Frankfurter fuhr mit der Frage fort: "Wann befreit die Verfassungsgarantie von dem, was die Gesellschaft zur Erreichung eines großen Zieles für notwendig hält? Wann befreit sie von der Strafe für eine Haltung, die gefährlich für das allgemeine Wohl erscheint? Bei diesem Problem muß man sich an die Wahrheit erinnern, daß ein Prinzip niemals den verschlungenen Wegen des Lebens gerecht werden kann. Das Recht auf Religionsfreiheit, auch wenn es den Überzeugungen anderer widerspricht und schadet ,- sogar wenn diese anderen die Mehrheit sind, - ist an sich schon der Verzicht auf das Absolute.
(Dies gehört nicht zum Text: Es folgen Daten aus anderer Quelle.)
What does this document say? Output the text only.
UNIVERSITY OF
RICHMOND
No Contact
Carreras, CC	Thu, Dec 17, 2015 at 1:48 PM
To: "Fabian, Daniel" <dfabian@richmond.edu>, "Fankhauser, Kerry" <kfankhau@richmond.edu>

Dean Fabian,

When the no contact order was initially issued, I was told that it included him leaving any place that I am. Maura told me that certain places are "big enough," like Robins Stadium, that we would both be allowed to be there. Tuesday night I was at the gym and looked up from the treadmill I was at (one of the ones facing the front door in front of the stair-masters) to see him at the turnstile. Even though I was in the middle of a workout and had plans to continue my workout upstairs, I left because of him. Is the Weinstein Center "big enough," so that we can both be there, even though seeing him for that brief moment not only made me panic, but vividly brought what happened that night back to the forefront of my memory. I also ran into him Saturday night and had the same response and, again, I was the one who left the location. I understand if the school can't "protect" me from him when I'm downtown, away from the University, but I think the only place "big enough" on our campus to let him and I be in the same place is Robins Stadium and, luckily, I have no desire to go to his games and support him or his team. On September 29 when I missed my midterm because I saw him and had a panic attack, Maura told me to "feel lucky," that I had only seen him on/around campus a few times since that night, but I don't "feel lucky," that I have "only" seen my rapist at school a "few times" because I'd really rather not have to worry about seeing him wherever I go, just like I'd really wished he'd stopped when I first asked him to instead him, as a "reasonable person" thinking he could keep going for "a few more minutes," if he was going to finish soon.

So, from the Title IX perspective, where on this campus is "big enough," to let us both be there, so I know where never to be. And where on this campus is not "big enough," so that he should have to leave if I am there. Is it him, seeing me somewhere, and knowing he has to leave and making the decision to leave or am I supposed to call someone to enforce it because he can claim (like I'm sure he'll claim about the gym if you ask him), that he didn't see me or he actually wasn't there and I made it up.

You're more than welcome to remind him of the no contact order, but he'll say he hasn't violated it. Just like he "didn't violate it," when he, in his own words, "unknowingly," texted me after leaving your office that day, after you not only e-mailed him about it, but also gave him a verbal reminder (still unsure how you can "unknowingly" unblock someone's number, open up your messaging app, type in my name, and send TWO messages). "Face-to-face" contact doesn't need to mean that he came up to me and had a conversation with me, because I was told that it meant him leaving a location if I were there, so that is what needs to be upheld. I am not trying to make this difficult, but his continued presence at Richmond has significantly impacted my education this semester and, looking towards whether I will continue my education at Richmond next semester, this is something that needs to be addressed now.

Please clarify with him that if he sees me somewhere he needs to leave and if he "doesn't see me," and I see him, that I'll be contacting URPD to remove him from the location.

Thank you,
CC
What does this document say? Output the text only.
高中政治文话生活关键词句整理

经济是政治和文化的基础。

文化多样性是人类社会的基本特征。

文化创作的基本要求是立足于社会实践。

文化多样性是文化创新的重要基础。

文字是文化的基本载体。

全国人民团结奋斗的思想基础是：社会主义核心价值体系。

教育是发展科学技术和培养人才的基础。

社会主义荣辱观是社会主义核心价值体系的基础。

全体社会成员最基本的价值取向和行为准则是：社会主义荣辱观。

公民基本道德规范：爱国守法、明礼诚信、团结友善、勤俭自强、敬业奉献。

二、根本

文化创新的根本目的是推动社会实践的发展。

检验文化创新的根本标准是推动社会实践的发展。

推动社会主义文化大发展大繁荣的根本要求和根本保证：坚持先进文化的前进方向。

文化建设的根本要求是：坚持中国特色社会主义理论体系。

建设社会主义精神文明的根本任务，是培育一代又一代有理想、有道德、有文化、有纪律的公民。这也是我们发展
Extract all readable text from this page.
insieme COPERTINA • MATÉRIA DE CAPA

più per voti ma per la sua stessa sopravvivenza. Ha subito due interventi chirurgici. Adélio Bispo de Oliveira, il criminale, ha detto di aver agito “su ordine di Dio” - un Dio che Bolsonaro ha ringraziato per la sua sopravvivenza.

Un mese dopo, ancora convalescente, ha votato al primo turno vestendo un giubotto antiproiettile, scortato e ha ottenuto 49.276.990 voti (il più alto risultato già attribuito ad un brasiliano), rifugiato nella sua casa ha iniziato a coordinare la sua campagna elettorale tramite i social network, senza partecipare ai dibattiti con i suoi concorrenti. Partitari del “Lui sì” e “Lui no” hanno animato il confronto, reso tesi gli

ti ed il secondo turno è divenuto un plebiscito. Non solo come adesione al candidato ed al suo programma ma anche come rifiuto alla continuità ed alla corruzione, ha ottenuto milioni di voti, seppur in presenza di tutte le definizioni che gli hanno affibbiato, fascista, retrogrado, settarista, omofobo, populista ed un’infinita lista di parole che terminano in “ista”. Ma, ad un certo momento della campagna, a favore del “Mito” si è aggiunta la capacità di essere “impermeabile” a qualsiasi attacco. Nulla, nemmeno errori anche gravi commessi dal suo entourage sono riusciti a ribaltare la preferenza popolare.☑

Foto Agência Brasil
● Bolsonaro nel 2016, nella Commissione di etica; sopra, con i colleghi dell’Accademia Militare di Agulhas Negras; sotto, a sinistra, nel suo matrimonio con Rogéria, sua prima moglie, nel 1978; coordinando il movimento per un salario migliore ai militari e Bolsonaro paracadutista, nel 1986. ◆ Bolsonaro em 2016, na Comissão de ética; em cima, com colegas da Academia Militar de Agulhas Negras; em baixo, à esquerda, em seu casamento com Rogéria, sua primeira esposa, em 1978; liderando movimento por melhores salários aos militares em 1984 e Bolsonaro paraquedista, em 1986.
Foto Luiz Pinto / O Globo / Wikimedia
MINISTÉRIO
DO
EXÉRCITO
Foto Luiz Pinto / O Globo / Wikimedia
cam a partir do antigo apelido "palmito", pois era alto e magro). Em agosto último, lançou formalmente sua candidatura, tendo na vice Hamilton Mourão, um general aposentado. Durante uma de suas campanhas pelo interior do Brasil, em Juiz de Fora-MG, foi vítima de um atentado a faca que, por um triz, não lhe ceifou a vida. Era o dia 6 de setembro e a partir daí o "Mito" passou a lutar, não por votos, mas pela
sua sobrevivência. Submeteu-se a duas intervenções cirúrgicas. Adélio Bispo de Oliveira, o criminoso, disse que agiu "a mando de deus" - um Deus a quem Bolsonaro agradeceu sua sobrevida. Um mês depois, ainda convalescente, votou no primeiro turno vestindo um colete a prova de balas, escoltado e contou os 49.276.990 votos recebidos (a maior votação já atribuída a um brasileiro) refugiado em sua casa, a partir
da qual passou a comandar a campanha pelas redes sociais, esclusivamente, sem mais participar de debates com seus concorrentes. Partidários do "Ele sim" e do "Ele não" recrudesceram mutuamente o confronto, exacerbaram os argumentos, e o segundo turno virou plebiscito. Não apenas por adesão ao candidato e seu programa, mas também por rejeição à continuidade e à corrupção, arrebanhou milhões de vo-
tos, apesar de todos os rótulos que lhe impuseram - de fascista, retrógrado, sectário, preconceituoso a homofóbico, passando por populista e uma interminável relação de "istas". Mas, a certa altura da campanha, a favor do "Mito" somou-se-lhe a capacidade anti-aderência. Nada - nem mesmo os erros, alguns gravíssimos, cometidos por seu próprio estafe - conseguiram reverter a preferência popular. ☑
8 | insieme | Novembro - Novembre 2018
Man kann nicht behaupten, daß die Gewissensfreiheit keine Grenzen in dem Leben einer Gesellschaft haben. Sonst würde man jene Vielfältigkeit der Prinzipien leugnen, denen der Schutz der religiösen Toleranz zu verdanken ist. Unsere Aufgabe ist es also wie so oft, zwei Rechte zu versöhnen, indem man das eine an der Zerstörung des anderen hindert."

Aber für (Richter) Stone war der Glaube etwas Absolutes; nicht seine Verneinung. Es gab allerdings Grenzen, sogar für die Religionsfreiheit. Zu manchem konnte ein Mann gezwungen werden, trotz seiner Gewissensbisse. Er konnte eingezogen und zum Kampf geführt werden. So gab es auch Dinge, die man ihm verbieten konnte. Er konnte an der Störung des Friedens und an der Verletzung der öffentlichen Moral verhindert werden, wenn ihn auch sein Gewissen dazu getrieben hatte. Aber das waren äußere Dinge.

Waffendienst oder Störung des Friedens wurden vom Staat um ihrer selbst willen oder verboten. Ihre Vorteile konnten gegenüber der Gewissensfrage abgewogen werden. Aber irgendwo gab es etwas Absolutes und Stone fand es in den 'höchsten Geboten Gottes'. Gerade die Bill of Rights verhindere hier jede Versöhnung.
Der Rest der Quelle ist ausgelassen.